Upon examining the evidence established by the court below in accordance with the records, we affirm the fact-finding of the court below, and if the facts are identical to this, the relationship between the plaintiff and the defendants with the partnership is extinguished by dissolution of the partnership and they continue to exist for liquidation. Thus, the court below is just in holding that there is no profit to seek confirmation of the shares in the partnership, and there is no error in the misapprehension of legal principles as to the misconception of facts and incomplete deliberation due to the violation of the rules of evidence, such as the assertion of the lawsuit

3. We examine the grounds of appeal No. 3.
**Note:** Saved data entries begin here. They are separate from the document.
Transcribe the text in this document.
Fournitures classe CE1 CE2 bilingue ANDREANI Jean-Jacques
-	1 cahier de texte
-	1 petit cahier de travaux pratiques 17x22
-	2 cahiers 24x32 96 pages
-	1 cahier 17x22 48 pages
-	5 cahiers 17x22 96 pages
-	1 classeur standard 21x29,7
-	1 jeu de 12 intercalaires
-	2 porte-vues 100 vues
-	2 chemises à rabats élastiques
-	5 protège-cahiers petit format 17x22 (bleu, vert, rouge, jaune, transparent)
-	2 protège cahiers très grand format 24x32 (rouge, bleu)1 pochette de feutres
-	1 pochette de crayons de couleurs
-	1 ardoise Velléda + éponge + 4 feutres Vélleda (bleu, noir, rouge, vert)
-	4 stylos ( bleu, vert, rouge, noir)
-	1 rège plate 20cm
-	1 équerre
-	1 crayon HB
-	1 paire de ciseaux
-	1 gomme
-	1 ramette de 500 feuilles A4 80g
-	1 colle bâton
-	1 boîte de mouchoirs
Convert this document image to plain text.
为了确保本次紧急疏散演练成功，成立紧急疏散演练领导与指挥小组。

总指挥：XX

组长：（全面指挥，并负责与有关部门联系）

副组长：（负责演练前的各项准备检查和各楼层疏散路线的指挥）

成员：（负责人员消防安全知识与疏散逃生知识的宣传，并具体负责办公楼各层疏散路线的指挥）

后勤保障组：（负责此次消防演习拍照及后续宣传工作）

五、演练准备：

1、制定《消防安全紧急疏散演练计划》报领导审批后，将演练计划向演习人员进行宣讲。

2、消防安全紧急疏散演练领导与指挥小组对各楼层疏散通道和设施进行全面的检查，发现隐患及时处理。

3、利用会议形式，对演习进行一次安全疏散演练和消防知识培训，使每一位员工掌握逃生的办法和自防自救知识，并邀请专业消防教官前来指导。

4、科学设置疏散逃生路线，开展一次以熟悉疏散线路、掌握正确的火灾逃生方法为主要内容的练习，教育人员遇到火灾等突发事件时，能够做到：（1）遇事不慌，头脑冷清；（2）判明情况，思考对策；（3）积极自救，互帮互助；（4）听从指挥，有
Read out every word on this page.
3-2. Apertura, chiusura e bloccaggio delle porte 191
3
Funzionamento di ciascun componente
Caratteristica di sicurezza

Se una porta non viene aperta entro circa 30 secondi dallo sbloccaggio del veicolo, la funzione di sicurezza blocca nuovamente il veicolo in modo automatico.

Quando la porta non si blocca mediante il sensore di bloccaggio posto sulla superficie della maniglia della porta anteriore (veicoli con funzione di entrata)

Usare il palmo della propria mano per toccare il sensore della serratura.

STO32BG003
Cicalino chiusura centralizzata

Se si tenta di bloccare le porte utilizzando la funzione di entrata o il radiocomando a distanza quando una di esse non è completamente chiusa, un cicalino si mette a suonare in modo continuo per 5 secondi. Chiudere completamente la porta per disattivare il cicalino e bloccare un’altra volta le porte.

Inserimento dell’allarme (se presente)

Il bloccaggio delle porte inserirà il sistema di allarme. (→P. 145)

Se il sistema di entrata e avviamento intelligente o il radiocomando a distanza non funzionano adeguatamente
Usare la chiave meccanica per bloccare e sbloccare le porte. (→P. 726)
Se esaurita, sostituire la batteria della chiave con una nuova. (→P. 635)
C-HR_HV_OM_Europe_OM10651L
The scope of the Plaintiff’s damage claim is determined by two persons, namely, the average daily dividend amount as well as the number of days of embezzlement and breach of trust by the Defendants. Therefore, even if the amount of damages does not exceed the scope of the Plaintiff’s claim, the court cannot recognize the average daily dividend amount exceeding the scope of the Plaintiff’s claim.
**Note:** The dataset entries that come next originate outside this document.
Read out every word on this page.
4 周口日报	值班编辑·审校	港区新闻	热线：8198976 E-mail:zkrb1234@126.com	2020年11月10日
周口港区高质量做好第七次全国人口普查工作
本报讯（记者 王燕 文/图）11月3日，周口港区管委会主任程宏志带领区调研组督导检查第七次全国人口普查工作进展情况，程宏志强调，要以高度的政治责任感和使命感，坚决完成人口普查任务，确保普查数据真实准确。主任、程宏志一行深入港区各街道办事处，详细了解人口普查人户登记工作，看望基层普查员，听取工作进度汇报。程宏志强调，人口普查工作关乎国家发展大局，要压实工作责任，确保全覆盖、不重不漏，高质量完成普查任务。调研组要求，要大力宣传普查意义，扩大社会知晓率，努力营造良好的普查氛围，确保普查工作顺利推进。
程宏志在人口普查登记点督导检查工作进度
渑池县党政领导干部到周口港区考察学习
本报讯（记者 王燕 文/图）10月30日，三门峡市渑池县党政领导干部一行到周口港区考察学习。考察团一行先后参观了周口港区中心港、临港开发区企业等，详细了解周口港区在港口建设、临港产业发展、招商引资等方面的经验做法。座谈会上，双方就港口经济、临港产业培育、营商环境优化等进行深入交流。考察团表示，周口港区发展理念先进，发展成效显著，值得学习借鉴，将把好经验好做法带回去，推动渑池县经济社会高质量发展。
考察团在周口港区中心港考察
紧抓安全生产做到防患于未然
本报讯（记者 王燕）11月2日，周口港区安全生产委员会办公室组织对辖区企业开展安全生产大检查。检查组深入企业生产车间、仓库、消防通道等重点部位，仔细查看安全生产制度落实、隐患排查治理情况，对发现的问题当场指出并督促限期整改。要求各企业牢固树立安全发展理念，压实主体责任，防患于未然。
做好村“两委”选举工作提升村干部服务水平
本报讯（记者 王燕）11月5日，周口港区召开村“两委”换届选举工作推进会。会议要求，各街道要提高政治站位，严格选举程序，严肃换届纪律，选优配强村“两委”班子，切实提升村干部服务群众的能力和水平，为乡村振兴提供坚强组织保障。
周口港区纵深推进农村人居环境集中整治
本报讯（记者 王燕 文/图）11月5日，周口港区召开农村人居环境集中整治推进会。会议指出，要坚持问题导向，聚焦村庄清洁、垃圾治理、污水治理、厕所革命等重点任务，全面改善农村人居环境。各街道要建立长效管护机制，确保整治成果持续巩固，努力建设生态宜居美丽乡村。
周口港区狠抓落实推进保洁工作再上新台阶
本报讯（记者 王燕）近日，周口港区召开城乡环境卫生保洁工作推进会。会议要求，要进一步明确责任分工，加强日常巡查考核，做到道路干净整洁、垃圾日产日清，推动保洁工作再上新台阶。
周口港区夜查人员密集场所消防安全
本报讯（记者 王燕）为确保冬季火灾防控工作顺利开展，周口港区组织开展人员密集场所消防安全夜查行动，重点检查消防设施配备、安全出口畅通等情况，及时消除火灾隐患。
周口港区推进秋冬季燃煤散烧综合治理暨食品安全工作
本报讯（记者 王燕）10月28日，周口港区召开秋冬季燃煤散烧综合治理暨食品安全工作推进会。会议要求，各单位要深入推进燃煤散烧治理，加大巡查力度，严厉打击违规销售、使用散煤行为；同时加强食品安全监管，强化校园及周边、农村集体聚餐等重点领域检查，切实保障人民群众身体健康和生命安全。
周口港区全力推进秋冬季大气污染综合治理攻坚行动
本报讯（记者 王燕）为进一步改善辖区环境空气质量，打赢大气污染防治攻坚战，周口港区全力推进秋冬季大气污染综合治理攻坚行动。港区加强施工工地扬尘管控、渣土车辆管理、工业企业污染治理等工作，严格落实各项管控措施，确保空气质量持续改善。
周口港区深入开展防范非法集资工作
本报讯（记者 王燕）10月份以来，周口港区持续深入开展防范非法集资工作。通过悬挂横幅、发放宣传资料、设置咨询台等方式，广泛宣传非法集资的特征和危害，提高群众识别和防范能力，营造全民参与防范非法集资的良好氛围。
Therefore, in calculating the amount of damages from August 22, 1988 to March 16, 1989, the court below was just in finding the average daily dividend within the limit of the amount claimed by the plaintiff, and there was no error of misunderstanding the plaintiff's claims, such as the theory of lawsuit.

In addition, examining the evidence established by the court below in accordance with the records, the court below is also justified in the measures that calculated the standard for calculating the amount of damages after June 6, 1989 as 673,718 won per day, and there is no error of law by misunderstanding the facts against the rules of evidence, such as the theory of lawsuit. All arguments are without merit.

4. We examine the Defendants’ legal representative’ ground of appeal No. 1.

According to the reasoning of the judgment below, the court below rejected the defendants' assertion on the ground that the defendants' assertion that the defendants should take into account the above mistake of the plaintiff in calculating the amount of damages that the defendants should be exempted from the defendants' liability for damages or the defendants should compensate for because the plaintiff interfered with the defendants' business and inevitably suspended the business of this case. In light of the records, the court below's above determination is just and there is no other evidence to acknowledge it, and there is no error of law such as the theory of lawsuit. The argument is without merit.

5. We examine the second ground for appeal.

According to the reasoning of the judgment below, the court below determined that there was an implied agreement that only the defendants should bear the expenses such as taxes and public charges, personnel expenses, etc. claimed by the defendants at the time of concluding the partnership agreement of this case. However, although the court below did not have any defects in the contents of the judgment based on the above reasoning, the court below is justified in the above judgment of the court below in light of the fact that the plaintiff participated in the entertainment room business and would normally receive a dividend from the defendants, and there is no lack of evidence from deducting the expenses as alleged by the defendants when the plaintiff would normally receive a dividend from the defendants

6. Therefore, each appeal shall be dismissed, and all costs of appeal shall be assessed against the losing party. It is so decided as per Disposition by the assent of all participating Justices.